Sum-to-Product and Product-to-Sum Identities

These identities convert between sums and products of trigonometric functions. They are especially useful in solving trigonometric equations and in Fourier analysis:

• sin A + sin B = 2 sin((A+B)/2) cos((A-B)/2)
• sin A - sin B = 2 cos((A+B)/2) sin((A-B)/2)
• cos A + cos B = 2 cos((A+B)/2) cos((A-B)/2)
• cos A - cos B = -2 sin((A+B)/2) sin((A-B)/2)

Negative Angle and Cofunction Identities

Negative angle identities tell you the parity of each function: sin(-x) = -sin(x) (odd), cos(-x) = cos(x) (even), tan(-x) = -tan(x) (odd). Cofunction identities relate complementary angle pairs: sin(90° - x) = cos(x), tan(90° - x) = cot(x), and sec(90° - x) = csc(x). Use the calculator above to verify any of these instantly.

Students Verifying Homework and Exam Prep

Precalculus and calculus students use this trig identities calculator to check their manual work before submitting assignments. When you are asked to “verify the identity” or “establish the identity” on a worksheet, running the expressions through this tool first saves time and catches sign errors or domain mistakes that are easy to miss.

Educators Creating Problem Sets

Teachers and professors use the calculator to validate that textbook identities are stated correctly and to test new problems before assigning them. A quick numerical check prevents the frustration of students trying to prove an identity that contains a typo.

Engineers and Scientists

Electrical engineers working with AC circuits, physicists analyzing wave interference, and signal processing professionals all rely on trigonometric identities daily. This identity solver provides fast verification when simplifying complex expressions in real-world applications. When applying identities to integration problems, our trig substitution calculator uses these identities to solve complex integrals.

Establish the Identity Calculator Tips

When your textbook says “establish the identity,” it means the same thing as “prove the identity” — show that the equation holds for all values in the domain. Here are the most common mistakes students make and how to avoid them:

• Mistake: Working both sides simultaneously. In a proof, you should transform one side into the other. Working both sides and meeting in the middle is not a valid proof technique in most courses.
• Mistake: Ignoring domain restrictions. The identity 1 + tan²(x) = sec²(x) is not valid at x = 90° because both tan and sec are undefined there. Always state the domain.
• Mistake: Mixing degrees and radians. Entering 45 when the calculator is set to radians gives a completely different result than 45°. Always check your angle unit setting.
• Mistake: Assuming numerical equality proves the identity. Testing at one angle is necessary but not sufficient. Our calculator tests 10+ angles to increase confidence, but a formal algebraic proof is still required for homework.
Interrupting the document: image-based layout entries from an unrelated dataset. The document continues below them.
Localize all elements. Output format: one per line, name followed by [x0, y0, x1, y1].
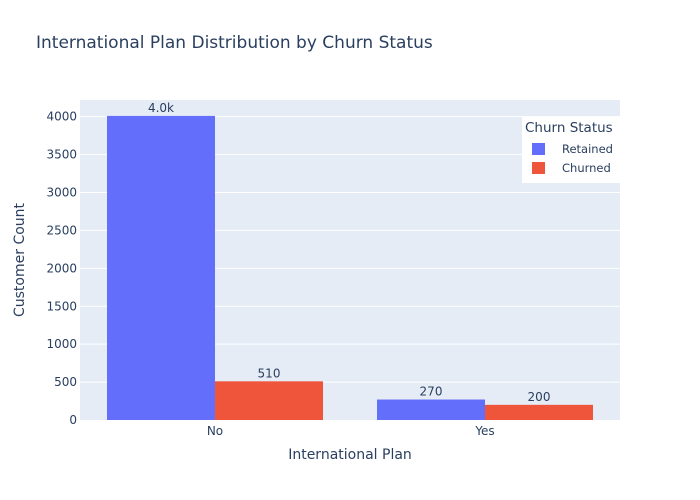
y-axis-ticks: 0 500 1000 1500 2000 2500 3000 3500 4000: [46, 110, 77, 427]
y-tick-label: 1000: [46, 337, 77, 351]
legend-item-churned[interactable]: Churned: [532, 160, 611, 176]
bar-retained-yes[interactable]: [377, 399, 485, 420]
y-tick-label: 2000: [46, 261, 77, 275]
legend-label-retained: Retained: [562, 142, 613, 156]
y-tick-label: 0: [69, 413, 77, 427]
y-axis-title: Customer Count: [12, 202, 28, 317]
legend: Churn Status Retained Churned: [522, 117, 621, 183]
y-tick-label: 4000: [46, 110, 77, 124]
legend-label-churned: Churned: [562, 161, 611, 175]
y-tick-label: 3000: [46, 186, 77, 200]
data-labels: 4.0k 510 270 200: [148, 101, 550, 404]
data-label: 510: [258, 366, 281, 380]
x-tick-label: No: [207, 424, 223, 438]
bars: [107, 115, 593, 421]
bar-churned-no[interactable]: [215, 381, 323, 420]
y-tick-label: 2500: [46, 223, 77, 237]
legend-item-retained[interactable]: Retained: [532, 141, 613, 157]
x-tick-label: Yes: [474, 424, 494, 438]
bar-churned-yes[interactable]: [485, 404, 593, 420]
data-label: 200: [528, 390, 551, 404]
legend-swatch-churned: [532, 162, 545, 174]
y-tick-label: 500: [54, 375, 77, 389]
x-axis-ticks: No Yes: [207, 424, 495, 438]
y-tick-label: 1500: [46, 299, 77, 313]
chart-title: International Plan Distribution by Churn…: [36, 33, 433, 53]
legend-swatch-retained: [532, 143, 545, 155]
data-label: 270: [420, 385, 443, 399]
bar-retained-no[interactable]: [107, 115, 215, 421]
legend-title: Churn Status: [525, 120, 613, 136]
data-label: 4.0k: [148, 101, 174, 115]
y-tick-label: 3500: [46, 148, 77, 162]
x-axis-title: International Plan: [288, 447, 412, 463]
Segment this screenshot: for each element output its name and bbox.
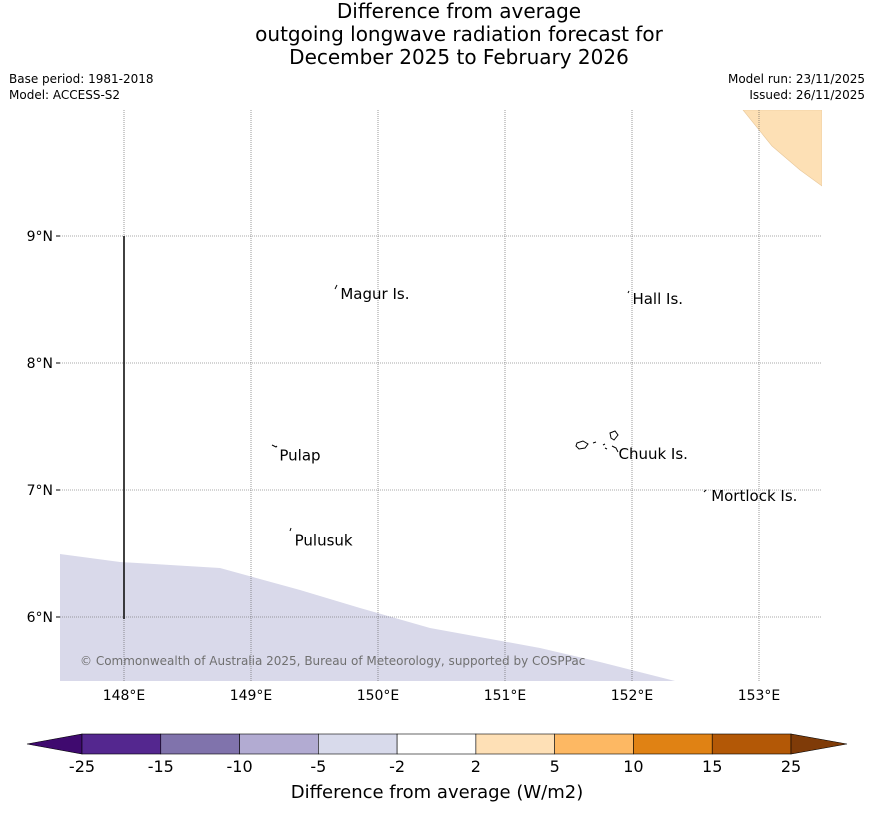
colorbar-tick-label: -25 [69, 757, 95, 776]
colorbar-extend-low [26, 733, 83, 755]
lon-label: 152°E [611, 688, 654, 704]
title-line-2: outgoing longwave radiation forecast for [255, 22, 663, 46]
issued-date: Issued: 26/11/2025 [749, 88, 865, 102]
colorbar-tick-label: -2 [389, 757, 405, 776]
anomaly-region-negative [60, 554, 675, 681]
lat-label: 9°N [27, 229, 53, 245]
latitude-labels: 9°N 8°N 7°N 6°N [27, 229, 60, 626]
colorbar-tick-label: -10 [226, 757, 252, 776]
meta-left: Base period: 1981-2018 Model: ACCESS-S2 [9, 71, 154, 103]
colorbar-tick-label: 15 [702, 757, 722, 776]
colorbar-extend-high [790, 733, 848, 755]
lon-label: 148°E [103, 688, 146, 704]
colorbar-segment [475, 733, 555, 755]
colorbar-segment [554, 733, 634, 755]
place-label: Mortlock Is. [711, 487, 797, 505]
base-period: Base period: 1981-2018 [9, 72, 154, 86]
map-title: Difference from average outgoing longwav… [0, 0, 873, 69]
colorbar-segment [318, 733, 398, 755]
title-line-1: Difference from average [336, 0, 582, 23]
longitude-labels: 148°E 149°E 150°E 151°E 152°E 153°E [103, 688, 781, 704]
island-magur [334, 284, 338, 290]
place-label: Pulusuk [295, 532, 353, 550]
anomaly-region-positive [742, 110, 822, 187]
place-label: Hall Is. [632, 290, 683, 308]
colorbar-segment [81, 733, 162, 755]
lat-label: 7°N [27, 483, 53, 499]
lon-label: 150°E [357, 688, 400, 704]
place-label: Pulap [279, 446, 320, 464]
lat-label: 8°N [27, 356, 53, 372]
colorbar-label: Difference from average (W/m2) [291, 782, 583, 803]
place-label: Magur Is. [340, 285, 409, 303]
island-mortlock [703, 489, 707, 493]
colorbar-segment [239, 733, 319, 755]
lon-label: 153°E [738, 688, 781, 704]
colorbar-segment [160, 733, 240, 755]
graticule [60, 110, 822, 681]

What is the difference between verifying and proving an identity?

Verifying means testing that both sides produce the same value at specific angles — this is what our calculator does. Proving means showing algebraically that the identity holds for all values in the domain. Verification builds confidence; proof provides certainty. Use the calculator to verify first, then write your formal proof.

Can this calculator prove trigonometric identities?

This is a numerical verification tool, not a symbolic algebra system. It tests whether two expressions are equal at multiple angles. If they match at all test points, the identity is very likely correct. However, for a formal proof you still need to manipulate one side algebraically into the other using known identities.

What identities are included in the reference library?

The calculator includes 25+ identities across seven categories: Pythagorean identities, quotient and reciprocal identities, double angle formulas, sum and difference formulas, sum-to-product identities, negative angle identities, and cofunction identities. Click any identity to load it directly into the calculator for instant verification.